Suara bel ruangan membangunkanku dari tugas malam. Bergegas aku menuju ke kamar pasien yang membunyikan bel.
“Ada yang bisa dibantu?” tanyaku, mendekat pada pasien yang terbaring.
“Saya mau buang air kecil, Sus,” jawab pasien yang tampak lemah.
“Sebentar ya, Bu, saya ambilkan pispotnya,” jawabku, dan segera aku keluar untuk mengambil pispot cadangan.
Setibanya di ruang jaga, aku kembali dengan pispot, namun pasien sudah terlihat tersenyum.
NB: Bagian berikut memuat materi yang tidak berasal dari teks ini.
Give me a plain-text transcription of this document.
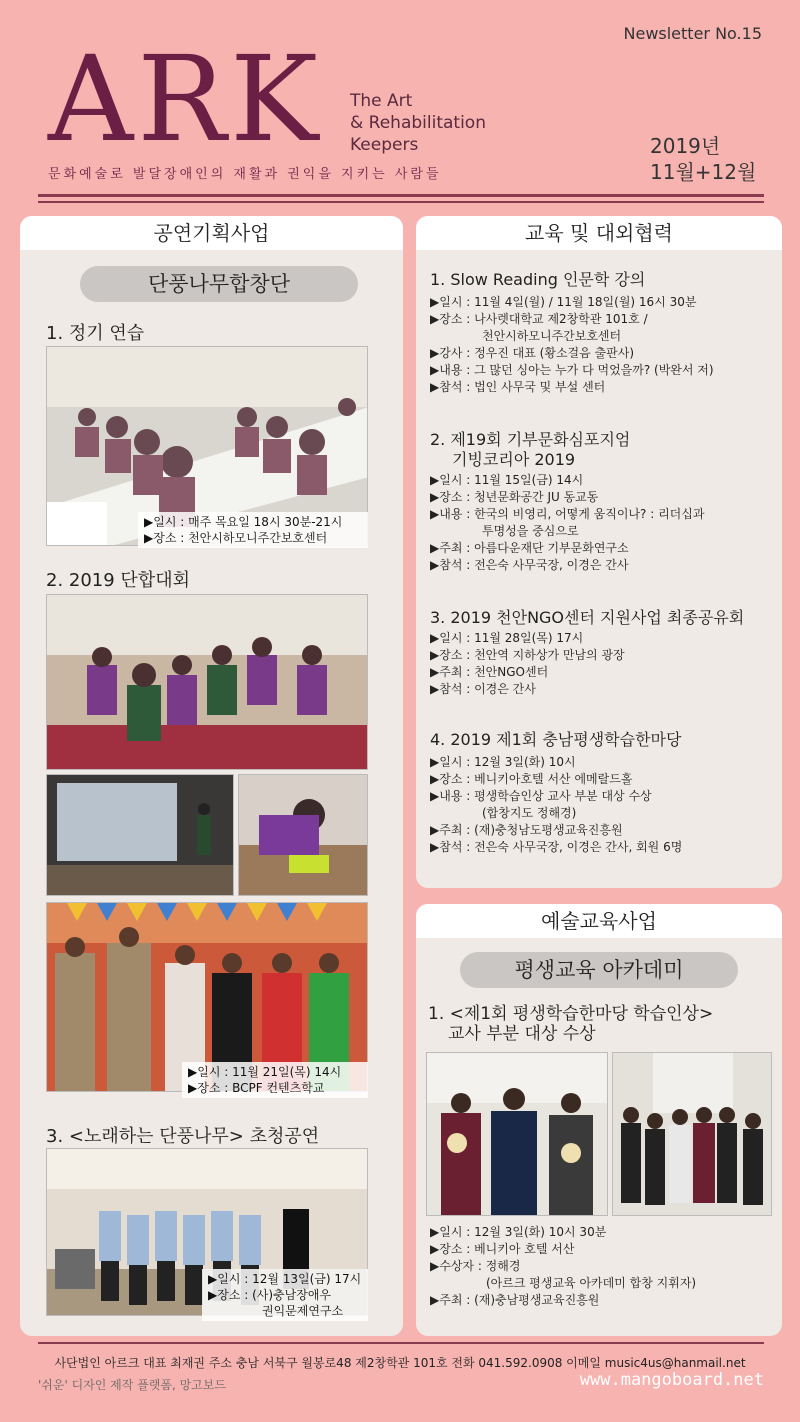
Newsletter No.15
ARK The Art
& Rehabilitation
Keepers	2019년
11월+12월
문화예술로 발달장애인의 재활과 권익을 지키는 사람들
공연기획사업
단풍나무합창단
1. 정기 연습
▶일시 : 매주 목요일 18시 30분-21시
▶장소 : 천안시하모니주간보호센터
2. 2019 단합대회
▶일시 : 11월 21일(목) 14시
▶장소 : BCPF 컨텐츠학교
3. <노래하는 단풍나무> 초청공연
▶일시 : 12월 13일(금) 17시
▶장소 : (사)충남장애우
권익문제연구소
교육 및 대외협력
1. Slow Reading 인문학 강의
▶일시 : 11월 4일(월) / 11월 18일(월) 16시 30분
▶장소 : 나사렛대학교 제2창학관 101호 /
천안시하모니주간보호센터
▶강사 : 정우진 대표 (황소걸음 출판사)
▶내용 : 그 많던 싱아는 누가 다 먹었을까? (박완서 저)
▶참석 : 법인 사무국 및 부설 센터
2. 제19회 기부문화심포지엄
기빙코리아 2019
▶일시 : 11월 15일(금) 14시
▶장소 : 청년문화공간 JU 동교동
▶내용 : 한국의 비영리, 어떻게 움직이나? : 리더십과
투명성을 중심으로
▶주최 : 아름다운재단 기부문화연구소
▶참석 : 전은숙 사무국장, 이경은 간사
3. 2019 천안NGO센터 지원사업 최종공유회
▶일시 : 11월 28일(목) 17시
▶장소 : 천안역 지하상가 만남의 광장
▶주최 : 천안NGO센터
▶참석 : 이경은 간사
4. 2019 제1회 충남평생학습한마당
▶일시 : 12월 3일(화) 10시
▶장소 : 베니키아호텔 서산 에메랄드홀
▶내용 : 평생학습인상 교사 부분 대상 수상
(합창지도 정해경)
▶주최 : (재)충청남도평생교육진흥원
▶참석 : 전은숙 사무국장, 이경은 간사, 회원 6명
예술교육사업
평생교육 아카데미
1. <제1회 평생학습한마당 학습인상>
교사 부분 대상 수상
▶일시 : 12월 3일(화) 10시 30분
▶장소 : 베니키아 호텔 서산
▶수상자 : 정해경
(아르크 평생교육 아카데미 합창 지휘자)
▶주최 : (재)충남평생교육진흥원
사단법인 아르크 대표 최재권 주소 충남 서북구 월봉로48 제2창학관 101호 전화 041.592.0908 이메일 music4us@hanmail.net
'쉬운' 디자인 제작 플랫폼, 망고보드	www.mangoboard.net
“Sudah kok, Sus,” jawab pasien.
“Sudah bagaimana, Bu?” tanyaku, heran.
“Tadi saya dibantu oleh suster yang pakai jaket merah,” jawab pasien itu dengan santai.
“Oh, begitu. Kalau butuh bantuan lagi, tinggal tekan belnya ya, Bu,” jawabku, masih kebingungan.
Malam itu hanya aku dan temanku, Putri, yang sedang bertugas. Kami berdua tidak memakai jaket merah.
“Mbok Put, siapa ya suster yang pakai merah?” tanyaku, penasaran.
“Memangnya ada apa?” jawab Putri, tampak sedikit terkejut …
“Pasien tadi bilang sudah dibantu oleh suster yang pakai jaket merah. Kita kan nggak pakai jaket merah, dan perawat dari ruangan lain tidak bisa begitu saja membantu pasien tanpa izin,” jawabku, semakin bingung.
Putri terdiam sejenak, wajahnya tampak pucat. Ia mencoba mengalihkan pembicaraan dengan senyum kecil, namun tidak berhasil.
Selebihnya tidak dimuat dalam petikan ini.